Putting money into a second residence? Before you finalise the deal, bear in mind these five points

By Bricksnwall | 2025-04-19

Putting money into a second residence? Before you finalise the deal, bear in mind these five points


When owning a second residence, look for areas with high capital growth and rental yields, particularly those with developing infrastructure.

 

On the recommendation of a friend, Charan Singh, a 42-year-old businessman from Delhi, made an investment in a house in Kochi after learning that property values there were increasing gradually. Singh, however, wants to sell it because he rarely has time to travel to Kochi while he is living in Delhi, and the house has been vacant for more than a year.


When buying a second property, look for areas with high capital growth and rental yields, particularly those with planned infrastructure.

 

Purchasing a second home as an investment can be wise, but there are certain considerations to make.

 

1. Evaluate your financial status


"This is not for personal use; it is a pure investment. As a result, one must just use the intellect and remove the heart from the reasoning process. None of these investments have any sentimental value. When making a choice, it is crucial to act solely for financial or investment reasons, advises B. Srinivasan, director and founder of the financial planning company Shree Sidvin Investment Advisors.

 

Ideally, a household's overall EMI obligations should not surpass 30% to 40% of the family's take-home pay as a general guideline of financial prudence.

 

"A person may think about taking out a new loan if their present EMI obligations are much below this limit. Sunil Dewali, co-CEO of Andromeda Sales and Distribution pvt Ltd, the parent firm of Andromeda Realty Advisors, advises against taking on any more debt, nevertheless, if EMIs are already taking up 30–40% of income.

 

In any case, you ought to control at least 50% of the new property's worth. Your loan should not exceed fifty percent of your purchasing price. Additionally, you should be able to pay the EMI if you are not renting. All of this matters when making a purchase. "Everything else comes second," Srinivasan says.


2. Location. Location, Location


The goal of the purchase greatly influences the type and location of the second home. Depending on your tastes, you might favour places like hill stations, coastal towns, or religious sites if you're purchasing it as a lifestyle asset—to use as a weekend escape or vacation resort.


But if investment is the main goal, attention should be directed towards places with high potential for both capital growth and rental income, according to Dewali.

 

Locations experiencing significant infrastructure development, enhanced connectivity, fast industrialisation, and economic growth have historically produced stronger rental returns and faster property value growth.

 

3. If a tenant complained about a leaking bathroom, how would you respond?

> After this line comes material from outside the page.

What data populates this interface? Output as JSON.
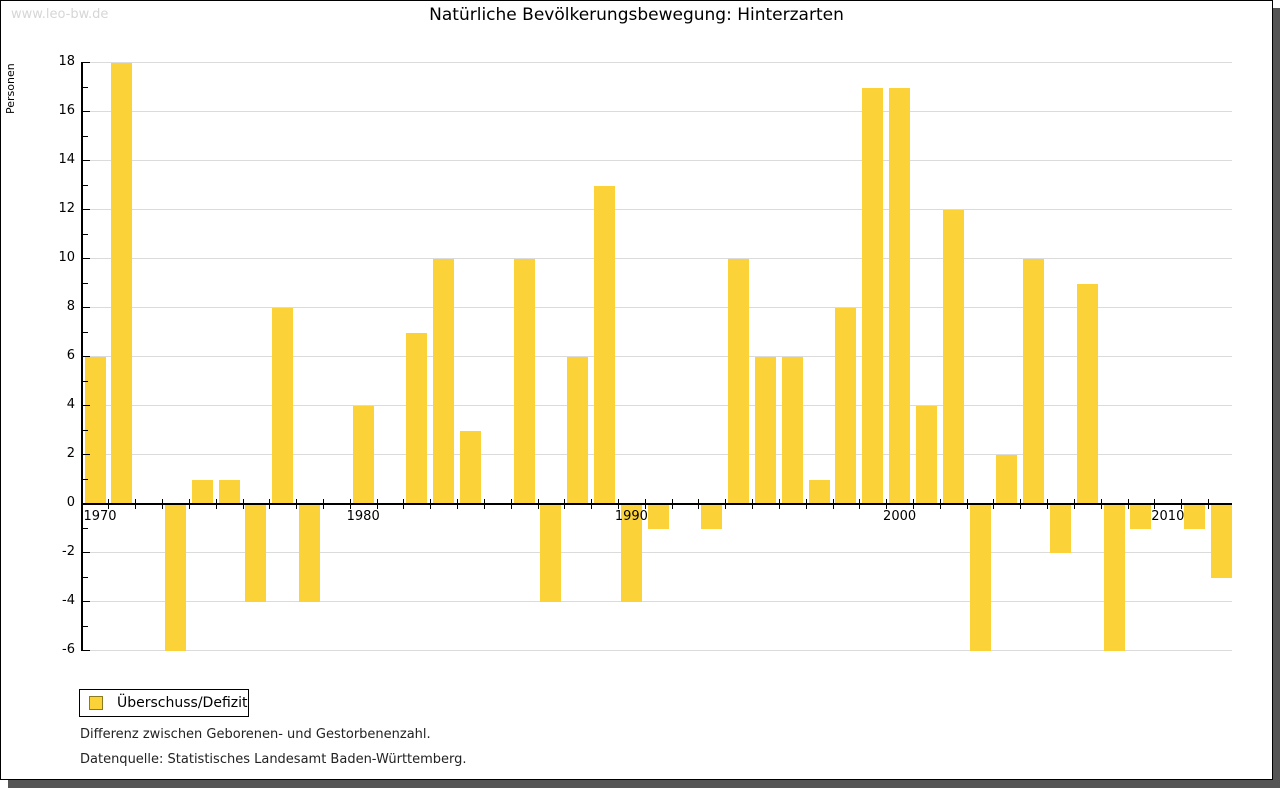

Honest self-evaluation in a variety of areas is necessary to determine one's risk tolerance for real estate investing.

 

Think about your financial stability—your capacity to tolerate protracted periods of vacancy, unforeseen repair needs, or changes in the value of your property. Assess your stress reaction to unforeseen events, such as uncooperative renters or changes in laws that impact property ownership, advises real estate consultant Prashant Thakur, regional director and head of research at ANAROCK Group.

 

All of our investments ought to be fully within our control. When purchasing a property outside of your current city, it is important to be clear about your understanding of the topography, demographics, intended user, and location of the property, according to Srinivasan. Who will be looking after the property while you're away? How will you respond if the tenant calls and claims that the bathroom is leaking?

 

4. Examine the possibility of rental


Assessing rental yield is crucial when purchasing a second property, especially if the property was purchased primarily as an asset that generates income.

 

Analyse the target location's rental demand, going rates, and occupancy trends in-depth. Especially in holiday spots where there can be substantial differences between peak and off-peak rental prices, take seasonal variations into account. Determine the possible return on investment by contrasting the anticipated yearly rental income with the entire cost of acquisition and continuing expenditures, advises Thakur.

 

5. Make a departure plan


It's a smart investing plan to have a clear exit strategy before buying a second property. Property liquidation may eventually be required as a result of shifting financial objectives, personal circumstances, and market conditions.

 

When the time comes, a planned exit strategy aids in making unbiased selections as opposed to sentimental ones. "Take into account several exit strategies, such as selling the enterprise altogether, using the equity to fund more ventures, or giving the asset to family members. Strategic positioning for eventual disposal is made possible by an understanding of the property's marketability criteria, which include target buyer segments, location attractiveness, and distinctive selling propositions, according to Thakur.

 

To optimise returns when carrying out your exit strategy, you need also become knowledgeable about the tax ramifications of property disposal, including capital gains concerns.